L’Unione europea rimane stabile a centro-classifica al 17esimo posto, ma con 16 Paesi nella parte medio-alta: Danimarca, Olanda, Svezia, Lussemburgo, Estonia, Portogallo, Germania, Lituania, Spagna, Grecia, Austria, Francia, Irlanda, Slovenia, Romania e Malta. La performance dell’Ue è condizionata anche dalla Germania, la maggiore economia europea, che scende di due posizioni al 16esimo posto. Thea Uhlich, co-autrice del CCPI, spiega che «Sebbene siano stati fatti notevoli progressi nelle energie rinnovabili, l'inazione politica nei settori dei trasporti e dell'edilizia porta ancora a emissioni elevate.
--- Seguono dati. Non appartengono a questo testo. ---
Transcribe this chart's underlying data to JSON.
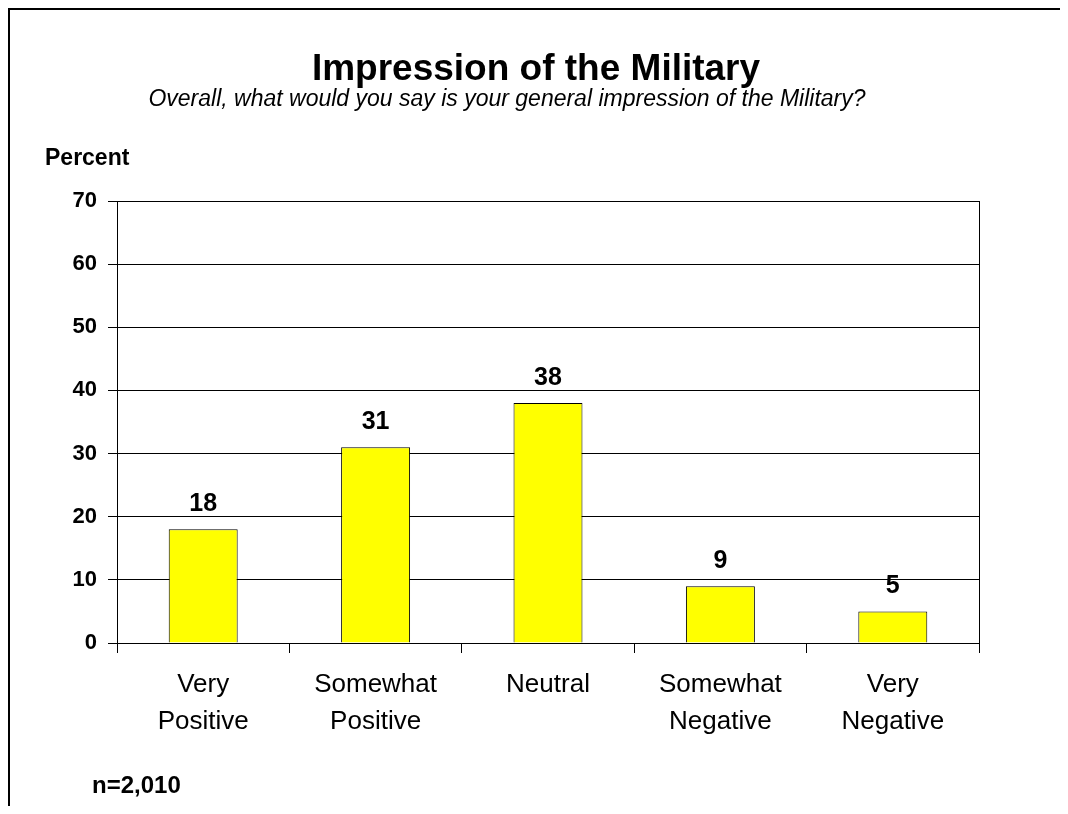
{
  "chart_data": {
    "type": "bar",
    "title": "Impression of the Military",
    "subtitle": "Overall, what would you say is your general impression of the Military?",
    "ylabel": "Percent",
    "categories": [
      "Very Positive",
      "Somewhat Positive",
      "Neutral",
      "Somewhat Negative",
      "Very Negative"
    ],
    "values": [
      18,
      31,
      38,
      9,
      5
    ],
    "color": "#ffff00",
    "ylim": [
      0,
      70
    ],
    "yticks": [
      0,
      10,
      20,
      30,
      40,
      50,
      60,
      70
    ],
    "grid": "y",
    "data_labels": true,
    "annotations": [
      "n=2,010"
    ]
  }
}
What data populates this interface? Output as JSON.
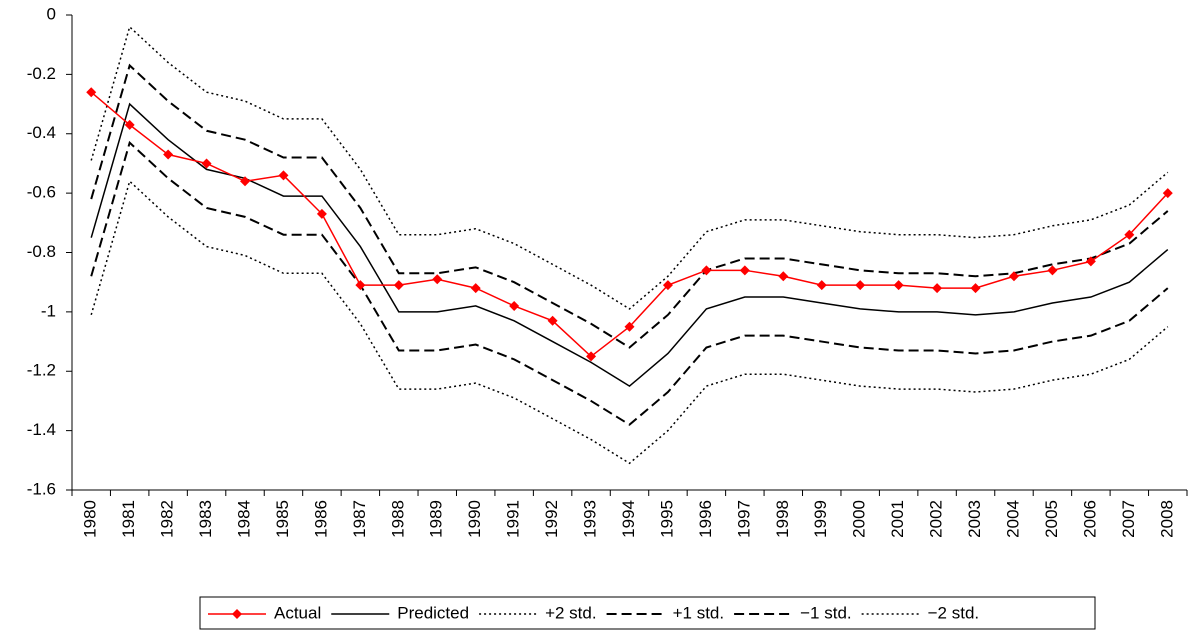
{
  "chart_data": {
    "type": "line",
    "categories": [
      "1980",
      "1981",
      "1982",
      "1983",
      "1984",
      "1985",
      "1986",
      "1987",
      "1988",
      "1989",
      "1990",
      "1991",
      "1992",
      "1993",
      "1994",
      "1995",
      "1996",
      "1997",
      "1998",
      "1999",
      "2000",
      "2001",
      "2002",
      "2003",
      "2004",
      "2005",
      "2006",
      "2007",
      "2008"
    ],
    "series": [
      {
        "name": "Actual",
        "color": "#ff0000",
        "style": "solid",
        "marker": "diamond",
        "values": [
          -0.26,
          -0.37,
          -0.47,
          -0.5,
          -0.56,
          -0.54,
          -0.67,
          -0.91,
          -0.91,
          -0.89,
          -0.92,
          -0.98,
          -1.03,
          -1.15,
          -1.05,
          -0.91,
          -0.86,
          -0.86,
          -0.88,
          -0.91,
          -0.91,
          -0.91,
          -0.92,
          -0.92,
          -0.88,
          -0.86,
          -0.83,
          -0.74,
          -0.6
        ]
      },
      {
        "name": "Predicted",
        "color": "#000000",
        "style": "solid",
        "values": [
          -0.75,
          -0.3,
          -0.42,
          -0.52,
          -0.55,
          -0.61,
          -0.61,
          -0.78,
          -1.0,
          -1.0,
          -0.98,
          -1.03,
          -1.1,
          -1.17,
          -1.25,
          -1.14,
          -0.99,
          -0.95,
          -0.95,
          -0.97,
          -0.99,
          -1.0,
          -1.0,
          -1.01,
          -1.0,
          -0.97,
          -0.95,
          -0.9,
          -0.79
        ]
      },
      {
        "name": "+2 std.",
        "color": "#000000",
        "style": "dotted",
        "values": [
          -0.49,
          -0.04,
          -0.16,
          -0.26,
          -0.29,
          -0.35,
          -0.35,
          -0.52,
          -0.74,
          -0.74,
          -0.72,
          -0.77,
          -0.84,
          -0.91,
          -0.99,
          -0.88,
          -0.73,
          -0.69,
          -0.69,
          -0.71,
          -0.73,
          -0.74,
          -0.74,
          -0.75,
          -0.74,
          -0.71,
          -0.69,
          -0.64,
          -0.53
        ]
      },
      {
        "name": "+1 std.",
        "color": "#000000",
        "style": "dashed",
        "values": [
          -0.62,
          -0.17,
          -0.29,
          -0.39,
          -0.42,
          -0.48,
          -0.48,
          -0.65,
          -0.87,
          -0.87,
          -0.85,
          -0.9,
          -0.97,
          -1.04,
          -1.12,
          -1.01,
          -0.86,
          -0.82,
          -0.82,
          -0.84,
          -0.86,
          -0.87,
          -0.87,
          -0.88,
          -0.87,
          -0.84,
          -0.82,
          -0.77,
          -0.66
        ]
      },
      {
        "name": "−1 std.",
        "color": "#000000",
        "style": "dashed",
        "values": [
          -0.88,
          -0.43,
          -0.55,
          -0.65,
          -0.68,
          -0.74,
          -0.74,
          -0.91,
          -1.13,
          -1.13,
          -1.11,
          -1.16,
          -1.23,
          -1.3,
          -1.38,
          -1.27,
          -1.12,
          -1.08,
          -1.08,
          -1.1,
          -1.12,
          -1.13,
          -1.13,
          -1.14,
          -1.13,
          -1.1,
          -1.08,
          -1.03,
          -0.92
        ]
      },
      {
        "name": "−2 std.",
        "color": "#000000",
        "style": "dotted",
        "values": [
          -1.01,
          -0.56,
          -0.68,
          -0.78,
          -0.81,
          -0.87,
          -0.87,
          -1.04,
          -1.26,
          -1.26,
          -1.24,
          -1.29,
          -1.36,
          -1.43,
          -1.51,
          -1.4,
          -1.25,
          -1.21,
          -1.21,
          -1.23,
          -1.25,
          -1.26,
          -1.26,
          -1.27,
          -1.26,
          -1.23,
          -1.21,
          -1.16,
          -1.05
        ]
      }
    ],
    "ylim": [
      -1.6,
      0
    ],
    "yticks": [
      0,
      -0.2,
      -0.4,
      -0.6,
      -0.8,
      -1,
      -1.2,
      -1.4,
      -1.6
    ],
    "grid": false,
    "legend": "bottom"
  }
}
L'azione per il clima in Germania e nell'Ue non dovrebbe essere messa da parte dagli attuali sviluppi politici globali, in particolare nella finanza per il clima».
Legambiente fa notare che «Soprattutto con la nuova Amministrazione Trump, è nell’interesse dell’Europa, fortemente colpita dalla crisi climatica, mettere in campo una forte leadership globale e fare da apripista dotandosi di un’ambiziosa politica climatica in grado di ridurre le emissioni climalteranti di almeno il 65% entro il 2030 e dell’82% per il 2035 in modo da poter raggiungere la neutralità climatica già entro il 2040».
Mauro Albrizio, responsabile ufficio europeo di Legambiente, conclude: «Per accelerare la transizione energetica e fronteggiare con successo l’emergenza climatica – commenta - non è sufficiente un’azione climatica ambiziosa dei Paesi industrializzati ed emergenti. Servono politiche climatiche altrettanto ambiziose nei Paesi in via di sviluppo. Cruciale, pertanto, è il ruolo che la finanza climatica è chiamata a giocare alla COP29 in corso a Baku. E’ indispensabile un accordo ambizioso in grado di mobilitare nei prossimi anni, come richiesto dall’Alleanza dei piccoli Stati insulari (AOSIS), almeno 1.000 miliardi di dollari l’anno di aiuti pubblici. Non solo per la decarbonizzazione dell’economia e l’adattamento ai cambiamenti climatici, ma anche per la ricostruzione economica e sociale delle comunità povere e vulnerabili messe in ginocchio dai disastri climatici sempre più frequenti e devastanti. Risorse che possono essere rese disponibili grazie anche alla tassazione delle attività a forte impatto climatico e al phasing-out dei sussidi alle fossili, in grado di mobilitare sino a 5.000 miliardi di dollari l’anno».